EDIT: I was able to overcome this using makeModelMultiplexer and by creating a learner for each architecture (number of hidden layers).

base_lrn <- list(
  makeLearner("classif.h2o.deeplearning",
              id = "h20_2",
              predict.type = "prob"),
  makeLearner("classif.h2o.deeplearning",
              id = "h20_3",
              predict.type = "prob"))

mm_lrn <- makeModelMultiplexer(base_lrn)

par_set <- makeParamSet(
  makeDiscreteParam("selected.learner", values = extractSubList(base_lrn, "id")),
  makeDiscreteParam("h20_2.hidden", values = list(a = c(16L, 16L),
                                                  b = c(32L, 32L)),
                    requires = quote(selected.learner == "h20_2")),
  makeDiscreteParam("h20_3.hidden", values = list(a = c(16L, 16L, 16L),
                                                  b = c(32L, 32L, 32L)),
                    requires = quote(selected.learner == "h20_3")),
  makeDiscreteParam("h20_2.activation", values = "RectifierWithDropout", tunable = FALSE,
                    requires = quote(selected.learner == "h20_2")),
  makeDiscreteParam("h20_3.activation", values = "RectifierWithDropout", tunable = FALSE,
                    requires = quote(selected.learner == "h20_3")),
  makeNumericParam("h20_2.input_dropout_ratio", lower = 0, upper = 0.4, default = 0.1,
                   requires = quote(selected.learner == "h20_2")),
  makeNumericParam("h20_3.input_dropout_ratio", lower = 0, upper = 0.4, default = 0.1,
                   requires = quote(selected.learner == "h20_3")),
  makeNumericVectorParam("h20_2.hidden_dropout_ratios", len = 2, lower = 0, upper = 0.6, default = rep(0.3, 2),
                         requires = quote(selected.learner == "h20_2")),
  makeNumericVectorParam("h20_3.hidden_dropout_ratios", len = 3, lower = 0, upper = 0.6, default = rep(0.3, 3),
                         requires = quote(selected.learner == "h20_3")))

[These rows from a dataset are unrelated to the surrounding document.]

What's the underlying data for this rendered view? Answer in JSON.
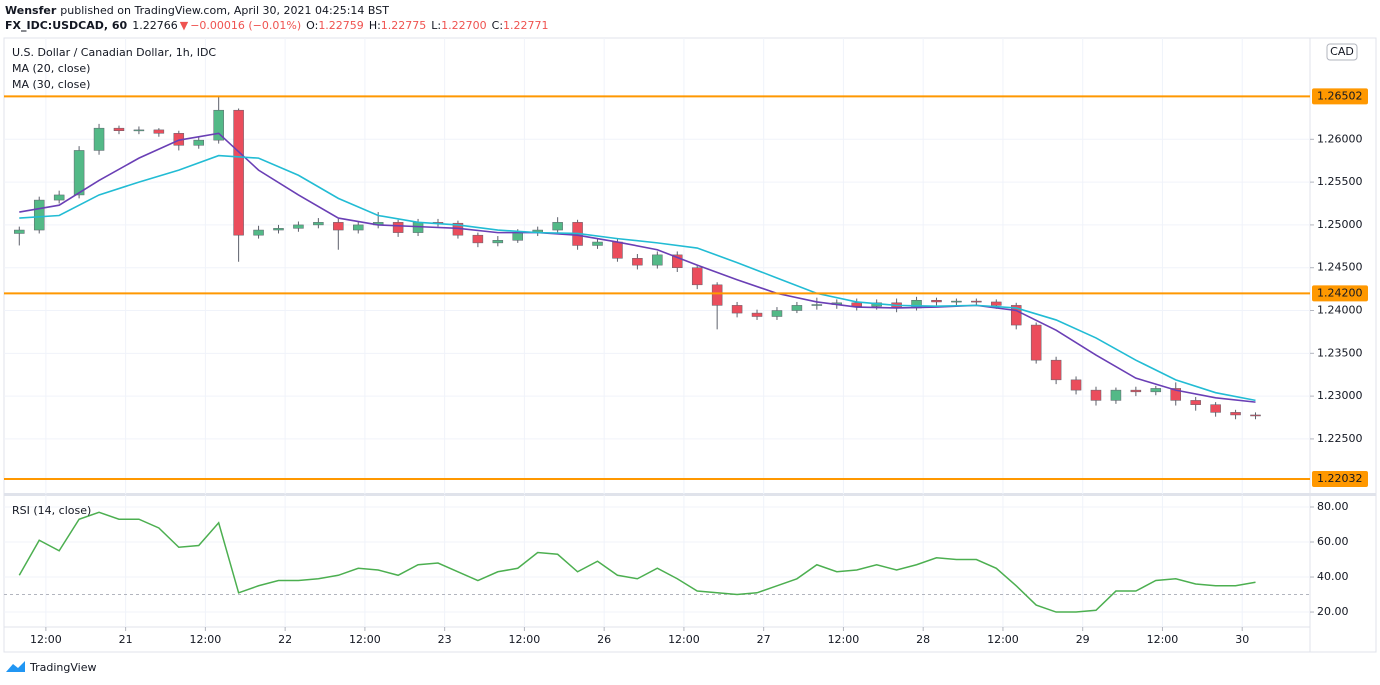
{
  "header": {
    "publisher": "Wensfer",
    "published": "published on TradingView.com, April 30, 2021 04:25:14 BST",
    "symbol": "FX_IDC:USDCAD, 60",
    "last": "1.22766",
    "direction": "▼",
    "change": "−0.00016 (−0.01%)",
    "ohlc": [
      {
        "label": "O:",
        "value": "1.22759"
      },
      {
        "label": "H:",
        "value": "1.22775"
      },
      {
        "label": "L:",
        "value": "1.22700"
      },
      {
        "label": "C:",
        "value": "1.22771"
      }
    ]
  },
  "footer": {
    "brand": "TradingView"
  },
  "chart_data": [
    {
      "type": "candlestick",
      "title": "U.S. Dollar / Canadian Dollar, 1h, IDC",
      "currency": "CAD",
      "up_color": "#53b987",
      "down_color": "#eb4d5c",
      "grid": true,
      "xlim": [
        5.7,
        202.2
      ],
      "ylim": [
        1.2188,
        1.2716
      ],
      "yticks": [
        {
          "value": 1.26,
          "label": "1.26000"
        },
        {
          "value": 1.255,
          "label": "1.25500"
        },
        {
          "value": 1.25,
          "label": "1.25000"
        },
        {
          "value": 1.245,
          "label": "1.24500"
        },
        {
          "value": 1.24,
          "label": "1.24000"
        },
        {
          "value": 1.235,
          "label": "1.23500"
        },
        {
          "value": 1.23,
          "label": "1.23000"
        },
        {
          "value": 1.225,
          "label": "1.22500"
        }
      ],
      "x": [
        8,
        11,
        14,
        17,
        20,
        23,
        26,
        29,
        32,
        35,
        38,
        41,
        44,
        47,
        50,
        53,
        56,
        59,
        62,
        65,
        68,
        71,
        74,
        77,
        80,
        83,
        86,
        89,
        92,
        95,
        98,
        101,
        104,
        107,
        110,
        113,
        116,
        119,
        122,
        125,
        128,
        131,
        134,
        137,
        140,
        143,
        146,
        149,
        152,
        155,
        158,
        161,
        164,
        167,
        170,
        173,
        176,
        179,
        182,
        185,
        188,
        191,
        194
      ],
      "open": [
        1.249,
        1.2494,
        1.2529,
        1.2535,
        1.2587,
        1.2613,
        1.261,
        1.2611,
        1.2607,
        1.2593,
        1.2599,
        1.2634,
        1.2488,
        1.2494,
        1.2496,
        1.25,
        1.2503,
        1.2494,
        1.25,
        1.2503,
        1.2491,
        1.2503,
        1.2502,
        1.2488,
        1.2479,
        1.2482,
        1.2491,
        1.2494,
        1.2503,
        1.2476,
        1.248,
        1.2461,
        1.2453,
        1.2465,
        1.245,
        1.243,
        1.2406,
        1.2397,
        1.2393,
        1.24,
        1.2406,
        1.2407,
        1.2409,
        1.2405,
        1.2409,
        1.2403,
        1.2412,
        1.241,
        1.2411,
        1.241,
        1.2406,
        1.2383,
        1.2342,
        1.2319,
        1.2307,
        1.2295,
        1.2307,
        1.2305,
        1.2309,
        1.2295,
        1.229,
        1.2281,
        1.2278
      ],
      "high": [
        1.2498,
        1.2533,
        1.254,
        1.2592,
        1.2618,
        1.2616,
        1.2615,
        1.2613,
        1.261,
        1.2603,
        1.265,
        1.2636,
        1.2499,
        1.25,
        1.2504,
        1.2508,
        1.2507,
        1.2504,
        1.2515,
        1.2506,
        1.2507,
        1.2507,
        1.2505,
        1.2491,
        1.2487,
        1.2495,
        1.2498,
        1.2509,
        1.2506,
        1.2484,
        1.2484,
        1.2466,
        1.2469,
        1.2469,
        1.2453,
        1.2433,
        1.241,
        1.2401,
        1.2404,
        1.241,
        1.2415,
        1.2413,
        1.2414,
        1.2413,
        1.2414,
        1.2416,
        1.2415,
        1.2414,
        1.2414,
        1.2413,
        1.2409,
        1.2386,
        1.2346,
        1.2323,
        1.2311,
        1.231,
        1.2311,
        1.2312,
        1.2316,
        1.2299,
        1.2293,
        1.2284,
        1.2281
      ],
      "low": [
        1.2476,
        1.249,
        1.2525,
        1.2531,
        1.2582,
        1.2606,
        1.2606,
        1.2603,
        1.2587,
        1.2589,
        1.2595,
        1.2457,
        1.2484,
        1.249,
        1.2492,
        1.2496,
        1.2471,
        1.249,
        1.2496,
        1.2486,
        1.2487,
        1.2498,
        1.2484,
        1.2474,
        1.2475,
        1.2479,
        1.2487,
        1.249,
        1.2471,
        1.2472,
        1.2457,
        1.2448,
        1.2449,
        1.2445,
        1.2425,
        1.2378,
        1.2392,
        1.2389,
        1.2389,
        1.2397,
        1.2401,
        1.2402,
        1.24,
        1.2401,
        1.2398,
        1.24,
        1.2406,
        1.2405,
        1.2406,
        1.2402,
        1.2378,
        1.2338,
        1.2314,
        1.2302,
        1.2289,
        1.2291,
        1.23,
        1.2301,
        1.2289,
        1.2283,
        1.2276,
        1.2273,
        1.2273
      ],
      "close": [
        1.2494,
        1.2529,
        1.2535,
        1.2587,
        1.2613,
        1.261,
        1.2611,
        1.2607,
        1.2593,
        1.2599,
        1.2634,
        1.2488,
        1.2494,
        1.2496,
        1.25,
        1.2503,
        1.2494,
        1.25,
        1.2503,
        1.2491,
        1.2503,
        1.2502,
        1.2488,
        1.2479,
        1.2482,
        1.2491,
        1.2494,
        1.2503,
        1.2476,
        1.248,
        1.2461,
        1.2453,
        1.2465,
        1.245,
        1.243,
        1.2406,
        1.2397,
        1.2393,
        1.24,
        1.2406,
        1.2407,
        1.2409,
        1.2405,
        1.2409,
        1.2403,
        1.2412,
        1.241,
        1.2411,
        1.241,
        1.2406,
        1.2383,
        1.2342,
        1.2319,
        1.2307,
        1.2295,
        1.2307,
        1.2305,
        1.2309,
        1.2295,
        1.229,
        1.2281,
        1.2278,
        1.2277
      ],
      "overlays": [
        {
          "name": "MA (20, close)",
          "color": "#6a3fb5",
          "x": [
            8,
            14,
            20,
            26,
            32,
            38,
            44,
            50,
            56,
            62,
            68,
            74,
            80,
            86,
            92,
            98,
            104,
            110,
            116,
            122,
            128,
            134,
            140,
            146,
            152,
            158,
            164,
            170,
            176,
            182,
            188,
            194
          ],
          "values": [
            1.2515,
            1.2523,
            1.2552,
            1.2578,
            1.2599,
            1.2607,
            1.2564,
            1.2535,
            1.2508,
            1.25,
            1.2498,
            1.2496,
            1.2491,
            1.2491,
            1.2488,
            1.248,
            1.2471,
            1.2453,
            1.2436,
            1.242,
            1.241,
            1.2404,
            1.2403,
            1.2404,
            1.2406,
            1.24,
            1.2377,
            1.2348,
            1.2321,
            1.2307,
            1.2298,
            1.2293
          ]
        },
        {
          "name": "MA (30, close)",
          "color": "#22bcd4",
          "x": [
            8,
            14,
            20,
            26,
            32,
            38,
            44,
            50,
            56,
            62,
            68,
            74,
            80,
            86,
            92,
            98,
            104,
            110,
            116,
            122,
            128,
            134,
            140,
            146,
            152,
            158,
            164,
            170,
            176,
            182,
            188,
            194
          ],
          "values": [
            1.2508,
            1.2511,
            1.2535,
            1.255,
            1.2564,
            1.2581,
            1.2578,
            1.2558,
            1.2531,
            1.2511,
            1.2503,
            1.25,
            1.2494,
            1.2491,
            1.249,
            1.2484,
            1.2479,
            1.2473,
            1.2456,
            1.2438,
            1.242,
            1.241,
            1.2406,
            1.2405,
            1.2406,
            1.2403,
            1.2389,
            1.2368,
            1.2342,
            1.2319,
            1.2304,
            1.2295
          ]
        }
      ],
      "hlines": [
        {
          "value": 1.26502,
          "label": "1.26502"
        },
        {
          "value": 1.242,
          "label": "1.24200"
        },
        {
          "value": 1.22032,
          "label": "1.22032"
        }
      ],
      "hline_color": "#ff9800"
    },
    {
      "type": "line",
      "grid": true,
      "xlim": [
        5.7,
        202.2
      ],
      "ylim": [
        12.6,
        85.7
      ],
      "yticks": [
        {
          "value": 80,
          "label": "80.00"
        },
        {
          "value": 60,
          "label": "60.00"
        },
        {
          "value": 40,
          "label": "40.00"
        },
        {
          "value": 20,
          "label": "20.00"
        }
      ],
      "bands": [
        30
      ],
      "xticks": [
        {
          "value": 12,
          "label": "12:00"
        },
        {
          "value": 24,
          "label": "21"
        },
        {
          "value": 36,
          "label": "12:00"
        },
        {
          "value": 48,
          "label": "22"
        },
        {
          "value": 60,
          "label": "12:00"
        },
        {
          "value": 72,
          "label": "23"
        },
        {
          "value": 84,
          "label": "12:00"
        },
        {
          "value": 96,
          "label": "26"
        },
        {
          "value": 108,
          "label": "12:00"
        },
        {
          "value": 120,
          "label": "27"
        },
        {
          "value": 132,
          "label": "12:00"
        },
        {
          "value": 144,
          "label": "28"
        },
        {
          "value": 156,
          "label": "12:00"
        },
        {
          "value": 168,
          "label": "29"
        },
        {
          "value": 180,
          "label": "12:00"
        },
        {
          "value": 192,
          "label": "30"
        }
      ],
      "series": [
        {
          "name": "RSI (14, close)",
          "color": "#4caf50",
          "x": [
            8,
            11,
            14,
            17,
            20,
            23,
            26,
            29,
            32,
            35,
            38,
            41,
            44,
            47,
            50,
            53,
            56,
            59,
            62,
            65,
            68,
            71,
            74,
            77,
            80,
            83,
            86,
            89,
            92,
            95,
            98,
            101,
            104,
            107,
            110,
            113,
            116,
            119,
            122,
            125,
            128,
            131,
            134,
            137,
            140,
            143,
            146,
            149,
            152,
            155,
            158,
            161,
            164,
            167,
            170,
            173,
            176,
            179,
            182,
            185,
            188,
            191,
            194
          ],
          "values": [
            41,
            61,
            55,
            73,
            77,
            73,
            73,
            68,
            57,
            58,
            71,
            31,
            35,
            38,
            38,
            39,
            41,
            45,
            44,
            41,
            47,
            48,
            43,
            38,
            43,
            45,
            54,
            53,
            43,
            49,
            41,
            39,
            45,
            39,
            32,
            31,
            30,
            31,
            35,
            39,
            47,
            43,
            44,
            47,
            44,
            47,
            51,
            50,
            50,
            45,
            35,
            24,
            20,
            20,
            21,
            32,
            32,
            38,
            39,
            36,
            35,
            35,
            37
          ]
        }
      ]
    }
  ]
}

tw <- makeTuneWrapper(mm_lrn,
                      resampling = cv3,
                      control = ctrl,
                      par.set = par_set,
                      show.info = TRUE,
                      measures = list(auc,
                                      bac))

perf_tw <- resample(tw, 
                    task = sonar.task,
                    resampling = cv5,
                    extract = getTuneResult,
                    models = TRUE,
                    show.info = TRUE,
                    measures = list(auc,
                                    bac))

Is there a more elegant solution?


Solution

  • I've no experience with h2o learners or their deep learning approach.

    However, specifying the same parameter twice in a single ParamSet (as your first try) won't work. So you will always need to use two ParamSets anyways.

    I cannot say anything about the second error you are getting. This looks like a h2o related problem.

    Using makeModelMultiplexer() is one option. You can also use single benchmark() calls and aggregate them afterwards.